Chine : réunion du Congrès du Parti

Réaction économique
Asie

La réunion du Congrès du Parti Communiste Chinois qui a lieu tous les cinq ans a pour but d’élire les nouveaux membres du Comité Central, de passer en revue les prochains grands objectifs du Parti pour les cinq ans à venir, et d’apporter si besoin des changements à la Constitution de ce dernier.

Ensuite, les nouveaux membres du Comité Central élisent les membre du Politburo et le Secrétaire Général du Parti Communiste. Xi Jinping a été réélu à ce poste, mais si l’on en croit la composition du nouveau Comité Permanent du Politburo, son successeur n’a pas encore été désigné, contrairement à la coutume. D’autre part, Xi Jinping a été entériné comme un homme fort, au même titre que Mao et Deng, avec l’intégration de sa pensée et de son nom dans l’idéologie fondatrice du Parti. Le Congrès a également modifié (pour la première fois depuis plus de 30 ans) le défi qu’il devra résoudre, à savoir le développement déséquilibré du pays alors que les chinois ont un besoin grandissant d’une meilleure qualité de vie. Ce changement revient pour le Parti à reconnaître les risques auxquels la Chine est confrontée, et à s’engager à y apporter des solutions à l’avenir. 

Hiérarchie du Parti Communiste Chinois

« Lors de la réunion du Congrès, la Constitution du Parti a été revue afin d’intégrer la pensée de Xi dans l’idéologie fondatrice du Parti. La composition du nouveau Comité Permanent du Politburo semble indiquer que le successeur de Xi n’a pas été désigné »

Marie Thibout

Importance de la réunion du Congrès du Parti

La réunion du 19e Congrès du Parti Communiste Chinois, qui regroupe 2 000 délégués du Parti, s’est tenue du 18 au 24 octobre 2017. Cette réunion est emblématique. Elle a lieu tous les cinq ans et dure une semaine, pendant laquelle les grandes lignes politiques et économiques qui guideront le Parti Communiste Chinois pendant les cinq prochaines années sont passées en revue, tout comme les possibles changements à apporter à la Constitution du Parti Communiste. Ce rendez-vous est également important car à son issue, sont élus les membres du Comité Central (parmi les délégués du Congrès), l’un des plus hauts organes de décision en Chine. En pratique, les membres du Comité Central pouvant exercer un second mandat, le remplacement des principaux dirigeants a lieu non pas tous les cinq ans mais tous les dix ans. 
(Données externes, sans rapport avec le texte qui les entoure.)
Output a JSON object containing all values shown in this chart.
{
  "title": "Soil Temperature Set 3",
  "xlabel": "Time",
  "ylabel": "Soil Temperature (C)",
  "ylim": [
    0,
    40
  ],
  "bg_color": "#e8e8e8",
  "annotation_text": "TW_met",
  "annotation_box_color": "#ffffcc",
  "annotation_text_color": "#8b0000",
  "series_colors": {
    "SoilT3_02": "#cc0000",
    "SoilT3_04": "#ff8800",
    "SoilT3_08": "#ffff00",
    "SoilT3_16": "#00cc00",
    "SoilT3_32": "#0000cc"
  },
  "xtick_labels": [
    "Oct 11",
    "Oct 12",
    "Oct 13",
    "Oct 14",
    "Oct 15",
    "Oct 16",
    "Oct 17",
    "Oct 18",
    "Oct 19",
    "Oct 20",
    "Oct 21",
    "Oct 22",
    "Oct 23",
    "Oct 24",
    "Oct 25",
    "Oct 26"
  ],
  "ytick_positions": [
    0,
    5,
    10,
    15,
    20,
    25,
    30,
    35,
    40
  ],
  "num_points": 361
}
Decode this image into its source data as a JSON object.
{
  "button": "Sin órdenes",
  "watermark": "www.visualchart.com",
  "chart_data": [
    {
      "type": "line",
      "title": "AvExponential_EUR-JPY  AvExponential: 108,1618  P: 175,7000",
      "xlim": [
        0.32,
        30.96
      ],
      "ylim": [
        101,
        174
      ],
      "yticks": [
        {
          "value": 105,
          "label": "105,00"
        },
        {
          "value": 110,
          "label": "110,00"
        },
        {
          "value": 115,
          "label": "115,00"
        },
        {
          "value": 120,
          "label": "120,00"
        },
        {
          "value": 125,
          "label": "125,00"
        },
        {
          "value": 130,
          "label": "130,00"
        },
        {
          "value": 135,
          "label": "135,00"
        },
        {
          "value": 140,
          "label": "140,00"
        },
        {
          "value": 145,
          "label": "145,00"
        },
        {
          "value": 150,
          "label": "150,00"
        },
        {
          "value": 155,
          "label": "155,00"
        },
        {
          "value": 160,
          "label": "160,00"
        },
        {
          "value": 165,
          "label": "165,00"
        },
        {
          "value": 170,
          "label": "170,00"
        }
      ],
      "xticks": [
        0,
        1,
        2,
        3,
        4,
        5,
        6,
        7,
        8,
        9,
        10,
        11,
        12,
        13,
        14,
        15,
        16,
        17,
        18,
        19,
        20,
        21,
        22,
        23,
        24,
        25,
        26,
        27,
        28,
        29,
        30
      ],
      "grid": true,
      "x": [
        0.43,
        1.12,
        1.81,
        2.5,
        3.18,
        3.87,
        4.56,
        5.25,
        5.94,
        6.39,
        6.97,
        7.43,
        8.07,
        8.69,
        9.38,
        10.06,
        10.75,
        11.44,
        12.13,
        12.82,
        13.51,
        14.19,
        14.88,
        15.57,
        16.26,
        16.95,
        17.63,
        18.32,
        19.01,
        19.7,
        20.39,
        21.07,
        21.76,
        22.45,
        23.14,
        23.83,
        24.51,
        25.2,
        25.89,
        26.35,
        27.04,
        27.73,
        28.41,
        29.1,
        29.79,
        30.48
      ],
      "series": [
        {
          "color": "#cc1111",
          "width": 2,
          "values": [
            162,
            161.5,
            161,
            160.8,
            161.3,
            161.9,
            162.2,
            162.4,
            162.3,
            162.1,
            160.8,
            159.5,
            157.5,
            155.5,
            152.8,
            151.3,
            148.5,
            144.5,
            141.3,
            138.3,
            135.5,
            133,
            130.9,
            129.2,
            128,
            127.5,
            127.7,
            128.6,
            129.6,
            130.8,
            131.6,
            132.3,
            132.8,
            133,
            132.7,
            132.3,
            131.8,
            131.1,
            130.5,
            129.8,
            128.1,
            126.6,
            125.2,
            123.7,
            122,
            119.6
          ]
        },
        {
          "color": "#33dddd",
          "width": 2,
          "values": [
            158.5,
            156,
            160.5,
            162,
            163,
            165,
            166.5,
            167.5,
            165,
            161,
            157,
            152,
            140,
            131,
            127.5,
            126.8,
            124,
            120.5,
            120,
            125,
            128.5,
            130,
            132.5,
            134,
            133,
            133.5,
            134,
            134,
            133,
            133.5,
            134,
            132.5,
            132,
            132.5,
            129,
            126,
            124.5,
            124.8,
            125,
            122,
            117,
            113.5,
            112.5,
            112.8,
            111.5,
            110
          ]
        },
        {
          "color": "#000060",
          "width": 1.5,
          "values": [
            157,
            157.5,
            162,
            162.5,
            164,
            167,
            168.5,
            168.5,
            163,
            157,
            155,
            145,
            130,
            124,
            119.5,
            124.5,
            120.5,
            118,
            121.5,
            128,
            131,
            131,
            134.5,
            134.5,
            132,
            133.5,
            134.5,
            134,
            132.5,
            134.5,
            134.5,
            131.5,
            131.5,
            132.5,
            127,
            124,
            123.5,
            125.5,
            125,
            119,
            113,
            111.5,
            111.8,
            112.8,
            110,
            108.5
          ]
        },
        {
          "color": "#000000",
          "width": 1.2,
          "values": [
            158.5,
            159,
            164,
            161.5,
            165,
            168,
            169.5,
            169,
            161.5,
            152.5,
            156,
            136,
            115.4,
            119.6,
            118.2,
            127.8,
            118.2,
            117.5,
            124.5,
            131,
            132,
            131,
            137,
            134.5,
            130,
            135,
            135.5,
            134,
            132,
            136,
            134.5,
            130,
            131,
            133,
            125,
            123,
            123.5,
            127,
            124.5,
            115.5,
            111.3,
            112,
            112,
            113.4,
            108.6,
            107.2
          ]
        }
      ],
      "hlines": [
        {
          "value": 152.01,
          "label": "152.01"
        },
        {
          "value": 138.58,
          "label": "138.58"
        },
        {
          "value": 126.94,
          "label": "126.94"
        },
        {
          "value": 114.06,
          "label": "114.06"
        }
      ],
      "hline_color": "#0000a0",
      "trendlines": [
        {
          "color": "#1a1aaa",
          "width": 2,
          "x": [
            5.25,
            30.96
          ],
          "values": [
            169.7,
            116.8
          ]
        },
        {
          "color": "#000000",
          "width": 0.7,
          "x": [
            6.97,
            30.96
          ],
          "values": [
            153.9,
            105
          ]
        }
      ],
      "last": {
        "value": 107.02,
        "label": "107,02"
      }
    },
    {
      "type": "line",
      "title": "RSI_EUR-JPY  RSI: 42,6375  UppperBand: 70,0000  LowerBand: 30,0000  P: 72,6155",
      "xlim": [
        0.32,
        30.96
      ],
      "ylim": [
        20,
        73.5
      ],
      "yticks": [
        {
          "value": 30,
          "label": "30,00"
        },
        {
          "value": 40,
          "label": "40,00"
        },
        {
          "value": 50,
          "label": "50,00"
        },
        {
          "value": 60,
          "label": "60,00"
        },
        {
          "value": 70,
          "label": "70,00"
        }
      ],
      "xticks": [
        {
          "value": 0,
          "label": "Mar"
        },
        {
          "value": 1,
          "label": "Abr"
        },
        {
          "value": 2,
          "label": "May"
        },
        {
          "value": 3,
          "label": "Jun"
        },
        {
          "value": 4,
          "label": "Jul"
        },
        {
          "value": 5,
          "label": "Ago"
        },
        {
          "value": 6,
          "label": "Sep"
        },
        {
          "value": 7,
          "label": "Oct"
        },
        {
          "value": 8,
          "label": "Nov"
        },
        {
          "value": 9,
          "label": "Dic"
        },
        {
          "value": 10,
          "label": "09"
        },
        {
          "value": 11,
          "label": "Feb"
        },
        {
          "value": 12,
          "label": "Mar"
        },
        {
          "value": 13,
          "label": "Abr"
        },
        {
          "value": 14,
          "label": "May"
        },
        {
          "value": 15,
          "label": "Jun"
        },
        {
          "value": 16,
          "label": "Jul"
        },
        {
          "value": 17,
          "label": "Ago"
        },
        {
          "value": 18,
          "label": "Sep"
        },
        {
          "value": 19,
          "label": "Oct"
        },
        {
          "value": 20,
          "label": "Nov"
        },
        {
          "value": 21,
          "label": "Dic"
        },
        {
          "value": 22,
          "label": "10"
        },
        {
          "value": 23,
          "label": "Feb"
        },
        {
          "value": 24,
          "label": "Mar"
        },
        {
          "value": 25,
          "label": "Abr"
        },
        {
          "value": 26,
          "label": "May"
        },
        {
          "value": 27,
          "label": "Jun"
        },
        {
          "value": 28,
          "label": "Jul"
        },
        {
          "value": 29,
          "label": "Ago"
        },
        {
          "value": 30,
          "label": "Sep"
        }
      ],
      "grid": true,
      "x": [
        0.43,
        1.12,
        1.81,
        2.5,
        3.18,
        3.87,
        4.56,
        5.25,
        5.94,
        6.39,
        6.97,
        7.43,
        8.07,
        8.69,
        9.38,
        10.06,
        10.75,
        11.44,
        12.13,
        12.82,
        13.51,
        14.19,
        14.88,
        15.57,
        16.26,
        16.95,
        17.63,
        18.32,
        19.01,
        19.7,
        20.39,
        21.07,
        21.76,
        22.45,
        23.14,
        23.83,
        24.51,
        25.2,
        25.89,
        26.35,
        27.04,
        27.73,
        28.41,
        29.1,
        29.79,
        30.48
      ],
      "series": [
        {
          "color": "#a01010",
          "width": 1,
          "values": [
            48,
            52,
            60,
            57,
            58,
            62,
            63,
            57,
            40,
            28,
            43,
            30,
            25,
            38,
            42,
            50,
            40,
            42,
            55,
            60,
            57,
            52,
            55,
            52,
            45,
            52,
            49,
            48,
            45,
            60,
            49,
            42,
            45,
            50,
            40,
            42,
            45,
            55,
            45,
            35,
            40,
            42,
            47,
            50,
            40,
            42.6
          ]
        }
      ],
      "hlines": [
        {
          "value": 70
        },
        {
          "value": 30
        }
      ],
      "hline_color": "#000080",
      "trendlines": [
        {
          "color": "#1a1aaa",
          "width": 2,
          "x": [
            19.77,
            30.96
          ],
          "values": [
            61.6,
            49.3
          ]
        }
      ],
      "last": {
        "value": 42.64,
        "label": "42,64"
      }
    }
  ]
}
A l’issue de la réunion du Congrès, le nouveau Comité Central élit à son tour les membres du bureau politique chinois (Politburo), qui regroupe les 25 plus hauts dignitaires du pays. Parmi ces 25 personnes, 7 font partie du Comité Permanent, dont l’actuel Secrétaire Général du Parti Communiste, Xi Jinping, en poste depuis la fin d’année 2012. 

Lors de cette réunion, plusieurs textes sont passés en revue et votés, dont le rapport politique préparé par le Comité Central sortant, et présenté par le Secrétaire Général du Parti à l’ensemble des délégués du Congrès. Ce rapport évalue les travaux réalisés par le Parti sur les cinq dernières années, et annonce quelles seront les prochaines orientations à suivre sur les cinq années à venir. Il est issu d’un travail de longue haleine, qui dure de nombreux mois (voire une année), entre différents membres du Comité Central et du Politburo. Plus largement, de nombreux membres du Parti, du gouvernement ou de l’armée, sont également consultés. Ce rapport présenté par Xi Jinping au Congrès ne représente donc pas son opinion personnelle, bien que cette dernière soit évidemment importante et prise en compte (cf. partie III), mais bien une forme de vision consensuelle au sein du Parti. C’est pourquoi, les termes de ce rapport restent relativement généraux, afin qu’ils puissent laisser une certaine part à l’interprétation et à l’adaptation en fonction des situations.  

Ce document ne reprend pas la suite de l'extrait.